Beguiled by the Moon

Sera's body was darker: she was sun-touched, a mood he was never allowed. He would trace the star's travels upon it: polaris on her breast and the moon along her hipbone. When he saw her, perhaps he knew what it was like to live in the sunlight. At least there are no shadows in darkness, he thought, for when he was with her he could feel his stretching out long behind him.

He would not have said he was in love with Sera: no more than he would have claimed to love himself. In truth he did both, and the path of constellations upon her body was echoed on his own. She was a comfort, a calm, but he was always too aware of his following shadow. Sometimes he thought maybe he was Sera's shadow, to mimic her appearance exactly, her sillouhette distorted, and flat: not alive.

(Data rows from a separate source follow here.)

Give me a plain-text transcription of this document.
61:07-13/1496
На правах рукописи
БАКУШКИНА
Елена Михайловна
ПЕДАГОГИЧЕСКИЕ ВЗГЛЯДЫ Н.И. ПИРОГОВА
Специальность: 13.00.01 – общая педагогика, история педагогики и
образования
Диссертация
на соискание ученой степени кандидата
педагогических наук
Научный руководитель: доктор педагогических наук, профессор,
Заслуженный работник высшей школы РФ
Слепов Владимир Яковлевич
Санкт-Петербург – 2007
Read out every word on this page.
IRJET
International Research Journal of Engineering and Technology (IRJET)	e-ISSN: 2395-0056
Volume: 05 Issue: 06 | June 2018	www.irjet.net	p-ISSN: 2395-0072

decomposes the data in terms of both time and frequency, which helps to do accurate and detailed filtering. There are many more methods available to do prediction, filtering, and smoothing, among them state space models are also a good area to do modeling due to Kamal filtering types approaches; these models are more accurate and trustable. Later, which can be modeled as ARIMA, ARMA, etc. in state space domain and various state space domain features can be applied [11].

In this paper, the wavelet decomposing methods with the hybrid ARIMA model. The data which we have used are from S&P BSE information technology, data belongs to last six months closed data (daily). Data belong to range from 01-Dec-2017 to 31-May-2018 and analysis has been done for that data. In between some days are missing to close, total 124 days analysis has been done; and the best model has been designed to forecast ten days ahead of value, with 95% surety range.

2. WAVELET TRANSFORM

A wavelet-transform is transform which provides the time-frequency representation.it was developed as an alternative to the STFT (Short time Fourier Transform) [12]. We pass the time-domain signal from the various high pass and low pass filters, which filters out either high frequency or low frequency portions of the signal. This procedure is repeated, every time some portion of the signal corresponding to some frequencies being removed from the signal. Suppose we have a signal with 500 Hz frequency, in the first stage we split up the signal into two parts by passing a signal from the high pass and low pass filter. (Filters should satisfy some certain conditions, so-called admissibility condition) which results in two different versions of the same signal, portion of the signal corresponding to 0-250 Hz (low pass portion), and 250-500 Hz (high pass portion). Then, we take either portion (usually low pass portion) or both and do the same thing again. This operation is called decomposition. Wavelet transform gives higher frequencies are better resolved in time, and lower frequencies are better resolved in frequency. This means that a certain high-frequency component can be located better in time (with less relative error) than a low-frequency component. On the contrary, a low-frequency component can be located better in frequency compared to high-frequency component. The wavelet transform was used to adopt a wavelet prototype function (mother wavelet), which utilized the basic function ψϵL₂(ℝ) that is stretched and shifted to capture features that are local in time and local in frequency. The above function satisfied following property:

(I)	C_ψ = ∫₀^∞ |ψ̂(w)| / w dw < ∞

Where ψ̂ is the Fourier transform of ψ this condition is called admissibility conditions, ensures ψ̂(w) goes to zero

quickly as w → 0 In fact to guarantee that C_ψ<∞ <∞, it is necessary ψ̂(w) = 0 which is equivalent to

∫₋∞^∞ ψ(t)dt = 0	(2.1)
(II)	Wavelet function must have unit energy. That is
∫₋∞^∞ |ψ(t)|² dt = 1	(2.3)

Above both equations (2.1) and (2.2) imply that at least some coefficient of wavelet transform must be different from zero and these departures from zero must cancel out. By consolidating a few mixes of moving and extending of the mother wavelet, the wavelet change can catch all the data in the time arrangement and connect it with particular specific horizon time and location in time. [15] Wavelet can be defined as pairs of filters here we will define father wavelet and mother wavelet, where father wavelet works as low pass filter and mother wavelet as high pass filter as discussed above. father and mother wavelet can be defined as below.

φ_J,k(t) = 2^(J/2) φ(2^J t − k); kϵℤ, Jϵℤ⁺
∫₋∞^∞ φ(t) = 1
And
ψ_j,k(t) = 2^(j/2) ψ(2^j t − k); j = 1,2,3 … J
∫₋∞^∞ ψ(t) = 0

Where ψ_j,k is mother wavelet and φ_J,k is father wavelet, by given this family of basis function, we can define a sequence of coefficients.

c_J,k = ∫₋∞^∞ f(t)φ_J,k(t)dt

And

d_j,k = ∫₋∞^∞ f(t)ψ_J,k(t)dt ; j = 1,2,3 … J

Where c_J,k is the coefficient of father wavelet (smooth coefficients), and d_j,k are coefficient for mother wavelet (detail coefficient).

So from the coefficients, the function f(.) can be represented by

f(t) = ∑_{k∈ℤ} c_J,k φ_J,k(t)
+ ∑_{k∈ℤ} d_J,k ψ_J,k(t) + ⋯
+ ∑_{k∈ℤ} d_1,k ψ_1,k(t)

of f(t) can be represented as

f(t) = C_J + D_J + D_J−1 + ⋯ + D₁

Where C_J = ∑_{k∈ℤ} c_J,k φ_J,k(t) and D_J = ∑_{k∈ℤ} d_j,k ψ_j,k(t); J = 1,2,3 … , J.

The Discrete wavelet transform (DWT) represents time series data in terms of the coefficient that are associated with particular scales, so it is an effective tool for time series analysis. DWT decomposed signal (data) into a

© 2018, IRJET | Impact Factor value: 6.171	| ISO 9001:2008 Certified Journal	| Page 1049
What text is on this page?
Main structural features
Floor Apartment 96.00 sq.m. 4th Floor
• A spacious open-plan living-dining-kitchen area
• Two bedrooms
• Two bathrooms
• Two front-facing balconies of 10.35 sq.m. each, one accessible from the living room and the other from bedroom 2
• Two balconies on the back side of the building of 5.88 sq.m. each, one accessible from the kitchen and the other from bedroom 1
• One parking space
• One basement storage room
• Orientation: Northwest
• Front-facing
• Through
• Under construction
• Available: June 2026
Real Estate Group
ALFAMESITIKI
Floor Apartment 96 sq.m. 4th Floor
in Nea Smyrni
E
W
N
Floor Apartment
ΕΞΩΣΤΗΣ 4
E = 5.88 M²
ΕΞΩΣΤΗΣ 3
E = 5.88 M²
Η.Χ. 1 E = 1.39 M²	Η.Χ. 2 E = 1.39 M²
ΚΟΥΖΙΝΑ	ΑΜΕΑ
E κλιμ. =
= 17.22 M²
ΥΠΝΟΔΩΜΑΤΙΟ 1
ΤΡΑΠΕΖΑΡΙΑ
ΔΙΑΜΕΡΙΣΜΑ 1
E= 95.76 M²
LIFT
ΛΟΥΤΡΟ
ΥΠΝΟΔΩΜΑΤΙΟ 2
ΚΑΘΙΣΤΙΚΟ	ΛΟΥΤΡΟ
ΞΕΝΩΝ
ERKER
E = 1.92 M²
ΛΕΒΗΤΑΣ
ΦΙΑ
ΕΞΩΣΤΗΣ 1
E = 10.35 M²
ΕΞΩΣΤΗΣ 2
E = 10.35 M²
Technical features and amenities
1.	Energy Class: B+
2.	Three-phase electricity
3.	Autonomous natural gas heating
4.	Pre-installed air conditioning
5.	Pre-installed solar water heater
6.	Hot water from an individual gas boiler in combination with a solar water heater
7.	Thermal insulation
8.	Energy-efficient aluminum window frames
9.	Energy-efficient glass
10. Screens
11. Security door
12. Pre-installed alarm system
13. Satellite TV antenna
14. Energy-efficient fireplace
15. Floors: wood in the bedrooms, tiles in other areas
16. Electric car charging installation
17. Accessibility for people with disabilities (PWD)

She told him about the sea and he thought would down in her words, the image she created of something he had never seen, yet was achingly familiar. When he died, he decided, it would be in the ocean's grasp. It had him in its pull as surely as it was beguiled by the moon. Or maybe it was the moon pulled, though he saw it channelled through bitterness. Sera. Shadow. He would at the beg of ocean as surely as if it were a creation of his own tears, ebbing and flowing at Sera's whim.

She told him stories he could not fathom, gave him dreams he'd never have known could be dreamt. He felt so small: a tear in an ocean. Sera was his ocean, and he drowned in her.

Someday, he promised, he would break free of the night's pull and taste the sunlight. And he would sink a fathom or more before letting the starlight touch him. It would not reach him, under the sea. But down there the moon would still pull, and in his dreams she drew him down. The starlight would be nothing to the moon's reflected glow, and a reflection was all he ever needed.

On the dark side, staring at unsullied stars with no shadow to speak of: he had seasweet nightmares about that. Sera was his nightmare and he had never felt pain before she rose in his life. But he had never felt joy either, and now she burst with it. She was a glow of joy, and he could reflect hers, maybe believe it was his for a little while. He never imagined the light could be his own.